Saltar al contenido principal

Vicente Gallego

Semblanza crítica

Con la declinación de la lírica sesentayochista, de fuerte componente lingüístico, culturalista y metaliterario, a comienzos de los ochenta la poesía emergente dirigió su mirada al territorio de la experiencia biográfica, la referencialidad comunicativa, el escepticismo gnoseológico y el relativismo moral. Escepticismo y relativismo habían caracterizado la poesía anterior, pero ahora se expresaban con una ligereza formal y una falta de taxatividad enunciativa que tenían sus precedentes más cercanos en los simbolistas y modernistas menores de comienzos del siglo XX. Vicente Gallego (Valencia, 1963) encontró pronto un lugar de preeminencia entre los jóvenes, a la sombra del lirismo elegíaco de Francisco Brines y, en menor medida, de César Simón. La fluidez versificatoria y la solvencia imaginística de Gallego ya apuntaban en su presentación pública, Santuario (1986), pero no encontraron su sazón hasta La luz, de otra manera (1988), su primer libro reconocido en cuanto tal, cuyos versos desgranaban, con un vitalismo existencial salpicado de notas prosaicas esparcidas aquí y allá como al desgaire, los avatares cotidianos de un sujeto sensible, solitario y moderadamente macerado por el destino. En Los ojos del extraño (1990) aún se percibían los rasgos de su libro anterior, aunque el poeta parecía desconfiar de su propia facilidad y se orientaba hacia un narrativismo experiencial de índole pesimista.

En esta dirección, La plata de los días (1996) –libro que, en su conformación actual, absorbe los poemas del precedente que el autor ha querido preservar, según quedó establecido en la reunión de sus obras El sueño verdadero– supone un avance decidido, en cuanto que se abre a una entonación plenamente reflexiva que, en sus mejores instantes, se eleva hacia los fanales de la contemplación. En ésta se encuadra Santa deriva (2002), galardonado con el Premio Loewe. El libro se decantaba en su arranque por la cuerda hímnica; sin embargo, el discurrir de la lectura dejaba enseguida ver la desazón existencial, en poemas espesos y sombríos que no tenían parangón en la obra previa del poeta. Aunque Santa deriva representa, captado en su conjunto, una inflexión hacia una serenidad jubilosa, concretada en una suerte de cántico de criaturas referido a los elementos de la naturaleza, su entonación hímnica no siempre alcanza a imponerse a la precariedad de la vida, y la gozosa plenitud aparece amenazada por unas espantables alegorías del mal. El poema «Santa deriva», que da título al libro, metaforiza el avance ciego, impredecible y pavoroso del mundo y de los hombres hasta su consunción definitiva, por más que ese discurrir sonámbulo evoque engañosamente el orden regido por la voluntad provisora de un dios, según el principio leibniziano de razón suficiente. En este ir y venir, la composición final, «Escuchando la música sacra de Vivaldi», alienta una esperanza teleológica: la música convocada en esos versos traza una parábola en la que, si no se aclaran del todo las sombras de otros poemas, apunta un asomo de revelación, de naturaleza íntimamente trascendente.

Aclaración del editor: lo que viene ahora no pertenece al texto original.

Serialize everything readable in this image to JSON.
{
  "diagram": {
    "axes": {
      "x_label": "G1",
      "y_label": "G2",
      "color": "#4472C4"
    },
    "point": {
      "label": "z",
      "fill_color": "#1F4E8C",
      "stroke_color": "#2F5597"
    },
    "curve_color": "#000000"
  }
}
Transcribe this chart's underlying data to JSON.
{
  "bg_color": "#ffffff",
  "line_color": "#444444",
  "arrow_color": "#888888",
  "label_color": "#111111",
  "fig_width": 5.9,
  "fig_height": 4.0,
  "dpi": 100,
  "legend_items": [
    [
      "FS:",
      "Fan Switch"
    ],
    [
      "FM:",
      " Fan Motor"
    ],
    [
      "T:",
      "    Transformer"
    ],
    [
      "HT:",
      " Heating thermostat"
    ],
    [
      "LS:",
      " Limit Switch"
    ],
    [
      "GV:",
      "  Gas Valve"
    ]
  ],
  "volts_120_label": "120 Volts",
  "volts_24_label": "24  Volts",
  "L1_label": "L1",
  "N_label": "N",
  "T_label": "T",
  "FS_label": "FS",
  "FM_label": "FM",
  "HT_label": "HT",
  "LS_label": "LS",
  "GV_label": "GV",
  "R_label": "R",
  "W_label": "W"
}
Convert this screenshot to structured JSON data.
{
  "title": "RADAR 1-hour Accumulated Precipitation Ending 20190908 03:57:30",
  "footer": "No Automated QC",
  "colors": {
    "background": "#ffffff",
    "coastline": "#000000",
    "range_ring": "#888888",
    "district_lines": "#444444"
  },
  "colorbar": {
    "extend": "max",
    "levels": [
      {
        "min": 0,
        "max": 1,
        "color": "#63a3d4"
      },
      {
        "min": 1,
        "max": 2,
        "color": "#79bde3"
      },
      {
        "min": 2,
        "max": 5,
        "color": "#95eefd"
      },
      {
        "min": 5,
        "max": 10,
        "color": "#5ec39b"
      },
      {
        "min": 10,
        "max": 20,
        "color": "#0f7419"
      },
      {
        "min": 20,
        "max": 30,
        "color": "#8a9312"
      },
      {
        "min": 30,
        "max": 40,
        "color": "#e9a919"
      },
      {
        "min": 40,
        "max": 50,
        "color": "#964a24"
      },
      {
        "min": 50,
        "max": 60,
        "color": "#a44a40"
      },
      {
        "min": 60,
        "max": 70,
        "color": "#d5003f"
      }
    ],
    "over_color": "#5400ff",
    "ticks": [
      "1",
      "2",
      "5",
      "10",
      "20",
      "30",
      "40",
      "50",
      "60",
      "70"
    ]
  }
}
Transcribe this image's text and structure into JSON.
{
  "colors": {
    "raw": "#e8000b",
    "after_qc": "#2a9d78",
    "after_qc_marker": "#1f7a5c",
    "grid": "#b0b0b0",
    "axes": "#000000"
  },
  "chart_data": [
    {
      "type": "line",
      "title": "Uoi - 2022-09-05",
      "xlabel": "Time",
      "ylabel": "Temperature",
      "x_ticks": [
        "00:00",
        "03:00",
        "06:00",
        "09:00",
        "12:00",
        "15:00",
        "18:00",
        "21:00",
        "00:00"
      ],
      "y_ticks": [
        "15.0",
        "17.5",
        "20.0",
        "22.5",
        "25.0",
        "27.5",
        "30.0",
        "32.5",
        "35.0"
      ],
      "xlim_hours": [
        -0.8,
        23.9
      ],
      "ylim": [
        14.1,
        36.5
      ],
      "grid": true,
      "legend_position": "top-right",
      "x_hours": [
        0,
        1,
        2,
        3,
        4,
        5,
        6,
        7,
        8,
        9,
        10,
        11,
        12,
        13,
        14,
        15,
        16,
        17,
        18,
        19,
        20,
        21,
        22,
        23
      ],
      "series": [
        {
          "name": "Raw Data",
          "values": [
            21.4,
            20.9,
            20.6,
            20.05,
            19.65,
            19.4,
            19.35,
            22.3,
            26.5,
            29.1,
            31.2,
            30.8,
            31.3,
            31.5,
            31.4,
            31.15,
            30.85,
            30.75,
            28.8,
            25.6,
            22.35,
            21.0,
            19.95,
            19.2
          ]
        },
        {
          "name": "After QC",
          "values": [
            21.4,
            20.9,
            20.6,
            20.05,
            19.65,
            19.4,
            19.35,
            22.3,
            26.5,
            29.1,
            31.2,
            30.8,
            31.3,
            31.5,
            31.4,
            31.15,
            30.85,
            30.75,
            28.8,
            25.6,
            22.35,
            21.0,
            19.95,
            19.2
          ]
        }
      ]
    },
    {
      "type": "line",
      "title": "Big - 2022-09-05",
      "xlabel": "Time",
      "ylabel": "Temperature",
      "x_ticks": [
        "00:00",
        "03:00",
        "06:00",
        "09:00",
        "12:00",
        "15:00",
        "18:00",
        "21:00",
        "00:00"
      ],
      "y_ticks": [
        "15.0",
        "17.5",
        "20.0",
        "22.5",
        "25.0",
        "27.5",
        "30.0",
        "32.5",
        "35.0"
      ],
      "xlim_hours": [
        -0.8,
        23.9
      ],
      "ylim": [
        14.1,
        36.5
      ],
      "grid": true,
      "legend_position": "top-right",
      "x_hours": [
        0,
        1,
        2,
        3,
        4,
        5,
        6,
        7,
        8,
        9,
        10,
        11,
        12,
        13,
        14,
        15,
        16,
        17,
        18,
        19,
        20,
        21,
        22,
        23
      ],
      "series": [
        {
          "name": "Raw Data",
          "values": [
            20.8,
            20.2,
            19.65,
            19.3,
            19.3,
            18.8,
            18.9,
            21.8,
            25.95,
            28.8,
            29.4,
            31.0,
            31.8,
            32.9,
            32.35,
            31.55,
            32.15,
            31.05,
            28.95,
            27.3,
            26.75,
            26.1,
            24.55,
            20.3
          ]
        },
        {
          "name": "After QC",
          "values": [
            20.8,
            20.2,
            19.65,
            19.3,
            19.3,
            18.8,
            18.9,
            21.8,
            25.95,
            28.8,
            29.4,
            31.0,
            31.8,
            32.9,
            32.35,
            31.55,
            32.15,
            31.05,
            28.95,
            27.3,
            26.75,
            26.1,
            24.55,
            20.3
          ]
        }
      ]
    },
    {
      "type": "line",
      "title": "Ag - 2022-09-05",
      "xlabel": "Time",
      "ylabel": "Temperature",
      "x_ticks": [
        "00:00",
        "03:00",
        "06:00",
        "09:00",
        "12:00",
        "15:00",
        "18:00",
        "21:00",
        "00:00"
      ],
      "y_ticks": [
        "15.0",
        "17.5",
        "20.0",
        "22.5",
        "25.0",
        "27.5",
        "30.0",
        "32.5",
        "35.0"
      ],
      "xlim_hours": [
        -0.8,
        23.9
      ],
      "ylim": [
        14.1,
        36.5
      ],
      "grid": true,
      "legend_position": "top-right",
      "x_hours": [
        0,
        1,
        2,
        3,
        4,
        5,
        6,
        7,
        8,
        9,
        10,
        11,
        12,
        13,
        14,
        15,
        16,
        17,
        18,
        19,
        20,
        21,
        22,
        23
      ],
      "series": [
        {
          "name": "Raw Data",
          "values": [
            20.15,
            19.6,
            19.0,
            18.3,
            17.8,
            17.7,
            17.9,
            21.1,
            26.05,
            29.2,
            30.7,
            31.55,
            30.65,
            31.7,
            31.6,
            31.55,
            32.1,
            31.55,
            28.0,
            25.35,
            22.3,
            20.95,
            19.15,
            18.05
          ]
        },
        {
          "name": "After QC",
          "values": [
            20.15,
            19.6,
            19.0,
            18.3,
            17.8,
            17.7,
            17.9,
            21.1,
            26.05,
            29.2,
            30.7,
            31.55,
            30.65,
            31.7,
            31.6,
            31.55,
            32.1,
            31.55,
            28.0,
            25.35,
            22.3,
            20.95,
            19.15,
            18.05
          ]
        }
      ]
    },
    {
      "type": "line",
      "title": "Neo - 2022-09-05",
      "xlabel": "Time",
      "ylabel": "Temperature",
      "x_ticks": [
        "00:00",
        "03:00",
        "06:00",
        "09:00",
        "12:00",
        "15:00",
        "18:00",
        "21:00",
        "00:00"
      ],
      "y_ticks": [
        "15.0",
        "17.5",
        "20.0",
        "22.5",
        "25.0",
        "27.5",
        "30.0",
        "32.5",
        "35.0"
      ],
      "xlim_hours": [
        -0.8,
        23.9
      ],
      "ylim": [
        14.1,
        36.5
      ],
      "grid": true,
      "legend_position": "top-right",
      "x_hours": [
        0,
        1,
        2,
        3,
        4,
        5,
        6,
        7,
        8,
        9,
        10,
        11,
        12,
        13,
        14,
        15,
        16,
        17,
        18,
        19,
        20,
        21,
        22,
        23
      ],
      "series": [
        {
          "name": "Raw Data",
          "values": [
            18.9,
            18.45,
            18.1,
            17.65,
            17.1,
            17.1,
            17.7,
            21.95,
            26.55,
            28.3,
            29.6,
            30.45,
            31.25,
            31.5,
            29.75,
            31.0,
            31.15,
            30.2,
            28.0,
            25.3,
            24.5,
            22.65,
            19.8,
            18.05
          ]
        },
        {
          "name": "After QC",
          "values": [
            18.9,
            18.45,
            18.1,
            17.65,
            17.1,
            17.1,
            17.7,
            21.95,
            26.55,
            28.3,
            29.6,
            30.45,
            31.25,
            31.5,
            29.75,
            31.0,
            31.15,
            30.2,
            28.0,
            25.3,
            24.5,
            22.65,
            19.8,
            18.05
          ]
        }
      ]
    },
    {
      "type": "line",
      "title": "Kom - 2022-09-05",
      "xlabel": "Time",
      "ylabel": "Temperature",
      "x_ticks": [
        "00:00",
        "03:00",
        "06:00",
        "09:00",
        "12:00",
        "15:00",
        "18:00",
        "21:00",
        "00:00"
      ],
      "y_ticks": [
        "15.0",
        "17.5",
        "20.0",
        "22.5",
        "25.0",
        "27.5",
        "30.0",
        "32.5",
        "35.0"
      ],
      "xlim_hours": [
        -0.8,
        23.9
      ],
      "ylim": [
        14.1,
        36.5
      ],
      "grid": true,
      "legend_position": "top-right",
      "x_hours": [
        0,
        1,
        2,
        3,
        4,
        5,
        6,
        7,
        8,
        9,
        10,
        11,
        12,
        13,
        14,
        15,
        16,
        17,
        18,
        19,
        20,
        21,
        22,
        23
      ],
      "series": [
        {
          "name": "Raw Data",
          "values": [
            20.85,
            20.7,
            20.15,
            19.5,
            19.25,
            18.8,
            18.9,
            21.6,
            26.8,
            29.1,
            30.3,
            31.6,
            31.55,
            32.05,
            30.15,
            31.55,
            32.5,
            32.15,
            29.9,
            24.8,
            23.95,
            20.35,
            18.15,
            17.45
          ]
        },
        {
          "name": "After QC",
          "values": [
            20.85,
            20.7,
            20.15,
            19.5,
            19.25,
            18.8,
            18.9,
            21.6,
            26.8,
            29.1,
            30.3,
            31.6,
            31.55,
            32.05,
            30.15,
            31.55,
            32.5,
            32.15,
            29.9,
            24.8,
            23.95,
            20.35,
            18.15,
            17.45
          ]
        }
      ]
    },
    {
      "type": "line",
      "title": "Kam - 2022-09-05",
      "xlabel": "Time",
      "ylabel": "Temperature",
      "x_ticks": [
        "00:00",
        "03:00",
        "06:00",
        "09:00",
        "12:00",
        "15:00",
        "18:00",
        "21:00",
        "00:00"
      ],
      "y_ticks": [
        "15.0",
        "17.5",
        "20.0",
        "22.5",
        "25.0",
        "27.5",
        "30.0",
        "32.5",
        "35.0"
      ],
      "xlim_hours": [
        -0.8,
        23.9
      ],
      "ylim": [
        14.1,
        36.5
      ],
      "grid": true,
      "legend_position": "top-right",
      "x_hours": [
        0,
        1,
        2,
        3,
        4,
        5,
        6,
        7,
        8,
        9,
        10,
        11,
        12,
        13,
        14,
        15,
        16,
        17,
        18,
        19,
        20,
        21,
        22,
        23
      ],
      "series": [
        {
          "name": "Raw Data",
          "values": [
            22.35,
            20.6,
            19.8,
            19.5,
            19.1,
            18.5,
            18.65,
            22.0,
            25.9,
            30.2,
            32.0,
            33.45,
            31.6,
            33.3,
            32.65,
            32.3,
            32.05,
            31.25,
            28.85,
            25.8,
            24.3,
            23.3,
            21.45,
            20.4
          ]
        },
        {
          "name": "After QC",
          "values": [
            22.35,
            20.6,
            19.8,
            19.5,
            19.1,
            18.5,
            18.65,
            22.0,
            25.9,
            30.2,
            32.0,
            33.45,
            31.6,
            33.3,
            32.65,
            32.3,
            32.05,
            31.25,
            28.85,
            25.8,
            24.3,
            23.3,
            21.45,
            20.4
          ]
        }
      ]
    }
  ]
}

Cantar de ciego (2005) prorroga la entonación del libro anterior en lo que tenía de celebratorio, sólo que, ahora, aquella plétora, e incluso las ocasionales poetizaciones de la sinrazón o de la tormentosa existencialidad, atenúan sus formas, adelgazan los resortes retóricos y escogen un fraseo sincopado, el verso a menudo breve, las formulaciones entrecortadas. Como consecuencia de la extrañeza del yo frente a una realidad desbordante, a la construcción domeñada y demorada le sucede un lenguaje elíptico que, al igual que ocurre con el fragmentarismo de la lírica tradicional, produce el efecto de que lo importante está generado por el poema, pero se sitúa fuera de él. El poeta avanza en un camino en el que resultan inútiles los antiguos y bien probados saberes métricos y retóricos. En este punto, aborda el asedio a un mundo del que pretende extraer –y al que pretende ofrecer– su sentido. Su poesía más reciente permite suponer una insatisfacción apenas oculta por la poética de las apariencias, sean éstas formales o temáticas, frente a las que apuesta con determinación por la expresión sustantiva de una intimidad que reproduce y personaliza –y a ello parece aludir el título– los hervores de la docta ignorancia o, si se quiere, de la sabiduría recóndita del ser.